Three states vote for Women's MiniStree
Be it the results of the state polls, the Taj scam or disinvestment obstacles - Indians continued to astonish themselves.Updated: Dec 27, 2003 23:12 IST
(Prakash Pillai)In one of the greatest surprises in Independent India's electoral history, the assembly elections to the five states held in December 2003, propelled two new women leaders to the post of Chief Minister. Madhya Pradesh and Rajasthan, two prominent states in the Hindi- belt known for its low women literacy and poor socio-economic indicators, have for the first time voted women leaders to power.
While Uma Bharti was preferred over Digvijay Singh in Madhya Pradesh, the electorate voted for Vasundhara Raje instead of Ashok Gehlot in Rajasthan. Although the Congress victory in Delhi under Shiela Dikshit did not come as a complete surprsie, it just added to the grwoing presence of the fairer sex in Indian politics. With Dixit, Raje and Bharti joining Bihar's Rabri Devi and Tamil Nadu's J Jayalalithaa, the number of women chief ministers in the country has now gone upto five.

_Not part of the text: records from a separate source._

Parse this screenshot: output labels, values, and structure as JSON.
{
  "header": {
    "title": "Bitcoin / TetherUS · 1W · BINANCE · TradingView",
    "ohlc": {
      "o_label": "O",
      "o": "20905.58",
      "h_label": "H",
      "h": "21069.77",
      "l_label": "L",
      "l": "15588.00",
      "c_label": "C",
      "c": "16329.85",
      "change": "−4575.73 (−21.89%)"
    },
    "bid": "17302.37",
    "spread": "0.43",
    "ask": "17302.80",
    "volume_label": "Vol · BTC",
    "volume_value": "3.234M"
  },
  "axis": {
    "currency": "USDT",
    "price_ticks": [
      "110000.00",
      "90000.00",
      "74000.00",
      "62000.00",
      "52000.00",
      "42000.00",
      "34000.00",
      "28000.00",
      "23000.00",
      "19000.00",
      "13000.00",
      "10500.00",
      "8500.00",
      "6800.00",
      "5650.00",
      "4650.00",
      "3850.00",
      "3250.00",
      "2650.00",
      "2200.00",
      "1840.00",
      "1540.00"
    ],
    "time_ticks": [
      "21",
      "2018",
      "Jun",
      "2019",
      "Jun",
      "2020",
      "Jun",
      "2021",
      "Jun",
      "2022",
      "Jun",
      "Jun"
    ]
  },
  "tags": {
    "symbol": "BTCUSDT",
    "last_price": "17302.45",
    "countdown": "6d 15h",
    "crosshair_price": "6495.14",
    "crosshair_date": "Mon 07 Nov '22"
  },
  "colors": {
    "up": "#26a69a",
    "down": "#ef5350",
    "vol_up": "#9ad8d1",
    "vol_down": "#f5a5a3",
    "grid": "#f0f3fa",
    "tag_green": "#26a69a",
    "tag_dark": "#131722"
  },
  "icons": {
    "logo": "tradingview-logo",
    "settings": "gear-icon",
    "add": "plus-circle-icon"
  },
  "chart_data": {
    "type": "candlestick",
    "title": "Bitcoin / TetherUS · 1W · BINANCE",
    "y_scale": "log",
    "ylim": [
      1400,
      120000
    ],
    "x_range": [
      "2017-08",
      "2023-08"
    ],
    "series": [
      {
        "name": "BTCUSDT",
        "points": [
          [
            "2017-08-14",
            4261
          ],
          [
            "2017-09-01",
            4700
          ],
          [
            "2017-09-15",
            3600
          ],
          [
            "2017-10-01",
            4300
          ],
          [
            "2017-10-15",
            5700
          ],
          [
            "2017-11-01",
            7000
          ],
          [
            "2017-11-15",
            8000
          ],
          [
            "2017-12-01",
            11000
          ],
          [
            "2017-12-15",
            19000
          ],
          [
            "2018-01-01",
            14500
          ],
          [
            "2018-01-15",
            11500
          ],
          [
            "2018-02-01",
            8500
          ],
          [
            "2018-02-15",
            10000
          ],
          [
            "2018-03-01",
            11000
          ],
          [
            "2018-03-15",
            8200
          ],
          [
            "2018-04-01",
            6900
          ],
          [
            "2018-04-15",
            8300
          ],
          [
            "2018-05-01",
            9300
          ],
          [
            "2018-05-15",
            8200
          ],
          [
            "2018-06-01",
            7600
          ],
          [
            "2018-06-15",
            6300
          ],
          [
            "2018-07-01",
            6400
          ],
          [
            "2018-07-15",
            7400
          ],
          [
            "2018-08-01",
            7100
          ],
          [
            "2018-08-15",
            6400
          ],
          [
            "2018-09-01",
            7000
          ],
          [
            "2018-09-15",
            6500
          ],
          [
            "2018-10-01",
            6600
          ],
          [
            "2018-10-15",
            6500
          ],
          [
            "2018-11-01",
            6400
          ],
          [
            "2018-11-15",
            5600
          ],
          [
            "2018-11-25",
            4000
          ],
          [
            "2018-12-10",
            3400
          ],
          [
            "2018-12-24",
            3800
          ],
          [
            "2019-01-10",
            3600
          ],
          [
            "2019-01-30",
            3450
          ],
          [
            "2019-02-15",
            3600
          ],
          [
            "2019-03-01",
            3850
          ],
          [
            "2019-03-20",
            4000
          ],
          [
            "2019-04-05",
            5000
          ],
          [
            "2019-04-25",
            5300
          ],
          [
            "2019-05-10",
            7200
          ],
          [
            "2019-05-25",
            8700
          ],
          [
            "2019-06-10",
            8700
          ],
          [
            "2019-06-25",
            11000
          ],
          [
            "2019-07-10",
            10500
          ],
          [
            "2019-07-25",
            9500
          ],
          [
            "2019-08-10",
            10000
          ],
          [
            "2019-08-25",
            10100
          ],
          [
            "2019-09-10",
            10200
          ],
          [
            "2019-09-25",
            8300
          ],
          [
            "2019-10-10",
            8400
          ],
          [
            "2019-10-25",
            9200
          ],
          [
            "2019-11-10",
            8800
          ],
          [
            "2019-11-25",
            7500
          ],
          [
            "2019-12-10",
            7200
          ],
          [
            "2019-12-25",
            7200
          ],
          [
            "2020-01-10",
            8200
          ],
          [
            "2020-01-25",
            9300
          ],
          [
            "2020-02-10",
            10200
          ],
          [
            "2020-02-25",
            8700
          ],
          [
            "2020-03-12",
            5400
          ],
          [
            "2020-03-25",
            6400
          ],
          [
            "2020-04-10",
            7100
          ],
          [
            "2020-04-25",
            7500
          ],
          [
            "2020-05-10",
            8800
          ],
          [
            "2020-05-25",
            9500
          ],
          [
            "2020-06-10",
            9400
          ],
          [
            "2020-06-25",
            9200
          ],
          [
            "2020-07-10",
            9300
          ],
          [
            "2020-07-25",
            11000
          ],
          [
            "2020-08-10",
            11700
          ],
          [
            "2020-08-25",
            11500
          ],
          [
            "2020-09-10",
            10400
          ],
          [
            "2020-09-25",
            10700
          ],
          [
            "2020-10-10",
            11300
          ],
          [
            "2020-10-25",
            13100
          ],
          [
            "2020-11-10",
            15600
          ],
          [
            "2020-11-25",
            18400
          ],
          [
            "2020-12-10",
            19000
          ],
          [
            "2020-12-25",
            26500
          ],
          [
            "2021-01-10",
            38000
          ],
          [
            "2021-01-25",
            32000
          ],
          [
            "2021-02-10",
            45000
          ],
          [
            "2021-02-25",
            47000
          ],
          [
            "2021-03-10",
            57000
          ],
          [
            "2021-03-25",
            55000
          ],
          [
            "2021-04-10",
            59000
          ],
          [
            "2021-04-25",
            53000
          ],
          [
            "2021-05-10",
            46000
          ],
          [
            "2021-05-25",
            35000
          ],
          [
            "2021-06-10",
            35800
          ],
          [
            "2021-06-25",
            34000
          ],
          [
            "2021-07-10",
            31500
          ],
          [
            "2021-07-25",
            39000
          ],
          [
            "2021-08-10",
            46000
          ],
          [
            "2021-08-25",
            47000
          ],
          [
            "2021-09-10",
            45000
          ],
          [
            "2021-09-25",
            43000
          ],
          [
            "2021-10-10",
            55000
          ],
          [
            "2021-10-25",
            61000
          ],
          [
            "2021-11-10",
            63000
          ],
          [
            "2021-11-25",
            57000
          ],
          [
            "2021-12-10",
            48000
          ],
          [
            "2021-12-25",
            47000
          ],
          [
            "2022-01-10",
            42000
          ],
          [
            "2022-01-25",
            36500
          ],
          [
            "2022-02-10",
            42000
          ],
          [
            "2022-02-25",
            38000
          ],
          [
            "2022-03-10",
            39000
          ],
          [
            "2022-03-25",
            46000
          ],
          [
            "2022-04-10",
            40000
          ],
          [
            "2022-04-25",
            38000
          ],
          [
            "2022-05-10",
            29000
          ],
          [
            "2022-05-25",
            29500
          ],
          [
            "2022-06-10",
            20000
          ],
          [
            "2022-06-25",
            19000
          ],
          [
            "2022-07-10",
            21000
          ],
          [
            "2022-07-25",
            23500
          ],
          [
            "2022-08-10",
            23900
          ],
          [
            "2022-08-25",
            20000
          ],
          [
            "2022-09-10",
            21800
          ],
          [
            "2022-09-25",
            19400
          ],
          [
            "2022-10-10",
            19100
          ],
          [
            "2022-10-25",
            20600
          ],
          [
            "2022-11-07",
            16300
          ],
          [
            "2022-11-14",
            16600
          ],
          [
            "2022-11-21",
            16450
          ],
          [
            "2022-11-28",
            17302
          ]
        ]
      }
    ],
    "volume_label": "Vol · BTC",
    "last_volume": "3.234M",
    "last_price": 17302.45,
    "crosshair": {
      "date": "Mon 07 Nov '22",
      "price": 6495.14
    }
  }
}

The assembly elections to Delhi, MP, Rajasthan, Chhattisgarh and Mizoram also proved how unpredictable the Indian voters are. The Indian electorate seems to be perfecting the art of proving the pollsters wrong. Pollsters and psephologists went scurrying for cover as soon as the results started pouring in, as almost all predictions went awry.
Like in the case of Tamil Nadu last year, the pollsters were unable to read the undercurrent in the three states. They were swayed too much by events like Judeo caught on camera and were unwilling to ignore the charisma of Chief Ministers of Rajasthan and Madhya Pradesh Ashok Gehlot and Digvijay Singh. Hope this experience makes the pollsters wiser and they take corrective steps before the general elections next year.
Written off by political pundits, the Bharatiya Janata Party (BJP) came back with a thumping majority in three of the five states that went to polls. The BJP swept Madhya Pradesh and Rajasthan while upset the Congress applecart in Chhattisgarh. Assembly elections to the fives states were billed as a showdown to the finale - the general elections to the Lok Sabha scheduled in November next year.
The poll results dealt a bloody blow to the projections about a resurgent Congress marching ahead to wrest power from the BJP-led NDA next year, as it lost power in Madhya Pradesh and Rajasthan to the BJP while the Mizo National Front retained power in Mizoram. Congress could only manage to retain its position in Delhi.
Consumer disconnected as Govt springs Telecom surprise
(Naresh Mathur)The Government's decision to introduce a unified license for all categories of telecom service providers came as a surprise to all within and outside the industry. The issue had split the industry virtually down the middle with cellular service providers opposing a unified license and basic or limited mobility service providers clamouring for it.
Since the tug of war had been on for over two years, the speed with which the government consulted all parties and finally took a decision to introduce unified licensing regime, surprised many. The first half of 2003 saw hectic negotiations between the concerned industry participants before the Cabinet gave it approval in late October. The government notification came later on November 10.
While detractors may continue to look for hidden benefits which a unified licensing regime brings to telecom giants like Tata or Reliance, no one doubts the advantages of better connectivity, fewer interrupted conversations and seamless services that are expected to accrue to the consumer.